Foto: Irakli Gedenidze/REUTERS
Größte Etikettensammlung der Welt

Georgien, Land der Bauern. Vielleicht leitet sich der Name auch vom Heiligen Georg ab, Land der Weinbauern ist Georgien in jedem Fall, der Wein nämlich wurde dort erfunden. Vor groben 8.000 Jahren ging er auf Wanderschaft, mit im Gepäck: das Wort »Wein«, übernommen von den Sprachen der indoeuropäischen Familie. Wer wissen will, wie dieser Prototyp geschmeckt hat, kann das durchgegorene Fabrikat probieren, das heute als »Orangewein« verkauft wird, doch ich rate ab.

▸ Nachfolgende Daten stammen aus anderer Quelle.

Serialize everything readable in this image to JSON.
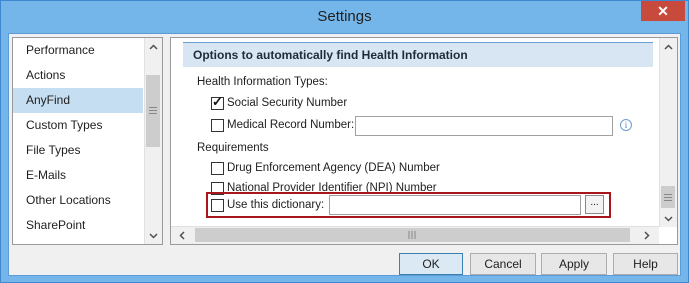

Ein anderer Exportschlager Georgiens: Stalin. Und tatsächlich meldete der französische Nachrichtensender BFM TV am Wochenende, die Regierung Georgiens habe beschlossen, Stalins Weinkeller zu öffnen. Nicht die Weine, nur den Keller. Rund 40.000 Flaschen soll er enthalten, was schon passt. Immerhin war Stalin, nach Meinung Stalins, auch beruflich von Flaschen umgeben, der Besuch im Keller dürfte vertraute Gefühle gestiftet haben. Die Abfüllungen, die zum Teil noch aus den Sammlungen der Zaren Alexander III. und Nikolaus II. stammen, harren der Versteigerung. Mit dem Erlös soll eine Schule für Önologie gegründet werden.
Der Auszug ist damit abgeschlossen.